Chemical reactions between the electrodes and the electrolyte cause electrons to move from the anode to the cathode inside the battery. The buildup of electrons in the anode is what generates voltage. However, to keep the chemical reaction going, the deficit in electrons at the anode needs to be mitigated, and they can't go back the way they came. To balance the charge we have to provide a path external to the battery in the form of a salt bridge. This salt bridge is made up of an ionic substance that provides negative ions to the anode as the electrons move away from it toward the cathode. Since the electrons are so energetic and motivated to get from the anode to the cathode, we can place something like a light bulb or a motor in the circuit to make the electrons do some useful work along the way

Chemical reactions cause the electrons to move from the anode to the cathode.
Battery Component Diagram

As we all know from experience, batteries lose their voltage at some point. This happens when all the chemical reactants in the battery have been used up and can no longer sustain reactions. However, some types of batteries are capable of being recharged, such as the ones in our cell phones, laptops or car. Rechargeable batteries are made of special materials that use reversible chemical reactions. By applying a stronger voltage source across the terminals of the battery, the electrons can be made to flow backwards, from the cathode back to the anode. This is what happens when you put rechargeable batteries on a charger.

Revisiting our water analogy from earlier, we can think of a battery as being like one of those giant water tanks you see in some small towns. Have you ever wondered why those tanks are so tall? Well, you see, as you put the water higher and higher, the pressure available at the ground goes up, which means the water can do more work when it comes out.

This is just like increasing the voltage of our battery so the electrons will do more work when they flow in an electric circuit. The similarities don't end there. Just like our battery can only supply voltage for just so long, the water tank will eventually run out of water, and the pressure will drop as the last bit runs out.

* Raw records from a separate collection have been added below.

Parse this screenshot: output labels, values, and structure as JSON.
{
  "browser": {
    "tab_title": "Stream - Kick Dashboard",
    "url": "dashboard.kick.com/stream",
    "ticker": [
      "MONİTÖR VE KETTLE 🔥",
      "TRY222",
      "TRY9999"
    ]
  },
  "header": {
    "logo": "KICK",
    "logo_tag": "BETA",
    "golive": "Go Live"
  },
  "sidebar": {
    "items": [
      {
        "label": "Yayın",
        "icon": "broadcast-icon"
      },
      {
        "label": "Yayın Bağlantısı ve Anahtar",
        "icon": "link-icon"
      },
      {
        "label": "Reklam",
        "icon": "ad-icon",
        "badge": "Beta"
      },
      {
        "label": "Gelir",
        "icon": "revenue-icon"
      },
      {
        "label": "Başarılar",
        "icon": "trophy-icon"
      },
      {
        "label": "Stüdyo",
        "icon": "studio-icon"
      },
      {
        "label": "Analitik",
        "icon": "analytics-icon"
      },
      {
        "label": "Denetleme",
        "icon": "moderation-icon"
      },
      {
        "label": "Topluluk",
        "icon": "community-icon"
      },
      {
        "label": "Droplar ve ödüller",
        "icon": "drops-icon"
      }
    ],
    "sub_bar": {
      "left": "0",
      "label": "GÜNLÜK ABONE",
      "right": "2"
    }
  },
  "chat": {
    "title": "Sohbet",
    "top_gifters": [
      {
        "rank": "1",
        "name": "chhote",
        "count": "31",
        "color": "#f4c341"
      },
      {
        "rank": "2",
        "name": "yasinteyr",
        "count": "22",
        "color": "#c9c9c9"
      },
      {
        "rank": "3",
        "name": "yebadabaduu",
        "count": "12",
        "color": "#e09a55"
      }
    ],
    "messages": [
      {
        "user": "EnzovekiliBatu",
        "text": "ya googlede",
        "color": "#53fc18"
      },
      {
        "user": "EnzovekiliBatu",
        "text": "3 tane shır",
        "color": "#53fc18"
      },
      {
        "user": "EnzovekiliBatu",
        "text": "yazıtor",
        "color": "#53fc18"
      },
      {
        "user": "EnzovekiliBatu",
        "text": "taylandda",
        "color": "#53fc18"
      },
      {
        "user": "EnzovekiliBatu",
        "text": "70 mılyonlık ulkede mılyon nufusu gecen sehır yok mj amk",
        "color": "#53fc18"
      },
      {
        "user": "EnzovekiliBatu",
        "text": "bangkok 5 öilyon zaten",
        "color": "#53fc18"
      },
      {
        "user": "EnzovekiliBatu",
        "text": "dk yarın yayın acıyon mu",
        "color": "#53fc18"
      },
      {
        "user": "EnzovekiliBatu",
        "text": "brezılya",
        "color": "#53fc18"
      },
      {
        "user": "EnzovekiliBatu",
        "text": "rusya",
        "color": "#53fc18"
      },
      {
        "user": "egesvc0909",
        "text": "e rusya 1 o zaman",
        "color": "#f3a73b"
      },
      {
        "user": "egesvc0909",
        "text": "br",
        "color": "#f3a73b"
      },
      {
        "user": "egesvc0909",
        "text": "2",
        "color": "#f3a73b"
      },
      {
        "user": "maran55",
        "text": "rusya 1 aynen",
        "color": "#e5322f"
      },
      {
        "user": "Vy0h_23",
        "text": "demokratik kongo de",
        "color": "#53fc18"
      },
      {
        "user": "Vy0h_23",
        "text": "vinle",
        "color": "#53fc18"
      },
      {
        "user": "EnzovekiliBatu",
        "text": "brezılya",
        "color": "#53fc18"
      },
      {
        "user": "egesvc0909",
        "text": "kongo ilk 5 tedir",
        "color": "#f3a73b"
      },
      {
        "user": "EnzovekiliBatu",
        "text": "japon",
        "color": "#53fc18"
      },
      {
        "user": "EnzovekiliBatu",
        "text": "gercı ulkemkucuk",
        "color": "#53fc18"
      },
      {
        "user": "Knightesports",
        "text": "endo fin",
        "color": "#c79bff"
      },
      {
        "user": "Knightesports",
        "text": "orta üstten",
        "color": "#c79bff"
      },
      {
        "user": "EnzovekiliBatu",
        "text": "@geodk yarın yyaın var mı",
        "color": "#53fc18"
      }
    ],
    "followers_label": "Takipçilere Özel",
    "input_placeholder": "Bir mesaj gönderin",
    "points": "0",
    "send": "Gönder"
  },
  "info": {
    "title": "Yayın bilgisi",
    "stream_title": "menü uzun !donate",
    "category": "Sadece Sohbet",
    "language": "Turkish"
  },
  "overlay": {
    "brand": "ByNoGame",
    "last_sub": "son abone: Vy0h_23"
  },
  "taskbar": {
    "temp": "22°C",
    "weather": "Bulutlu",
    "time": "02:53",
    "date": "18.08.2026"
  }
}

Generators are responsible for nearly all of the energy that comes to your house. Nuclear, coal or natural gas are consumed in a power plant to produce steam, which spins a turbine attached to a generator. Hydroelectric and wind power both use a moving fluid (water or air) to spin the generator directly. No matter which resource you start with, all generators use mechanical energy to generate voltage.

In a power plant, produced steam turns the turbine of the generator and creates electricity.
Steam Turns Generator Turbine

In its simplest form, a generator can be made of nothing more than a magnet and a piece of wire. Move the magnet past the wire and, for a brief moment, the electrons in the wire will all move to one end, which generates a voltage. The ability of a changing magnetic field to exert a force on charged particles, such as electrons, is called electromagnetic induction.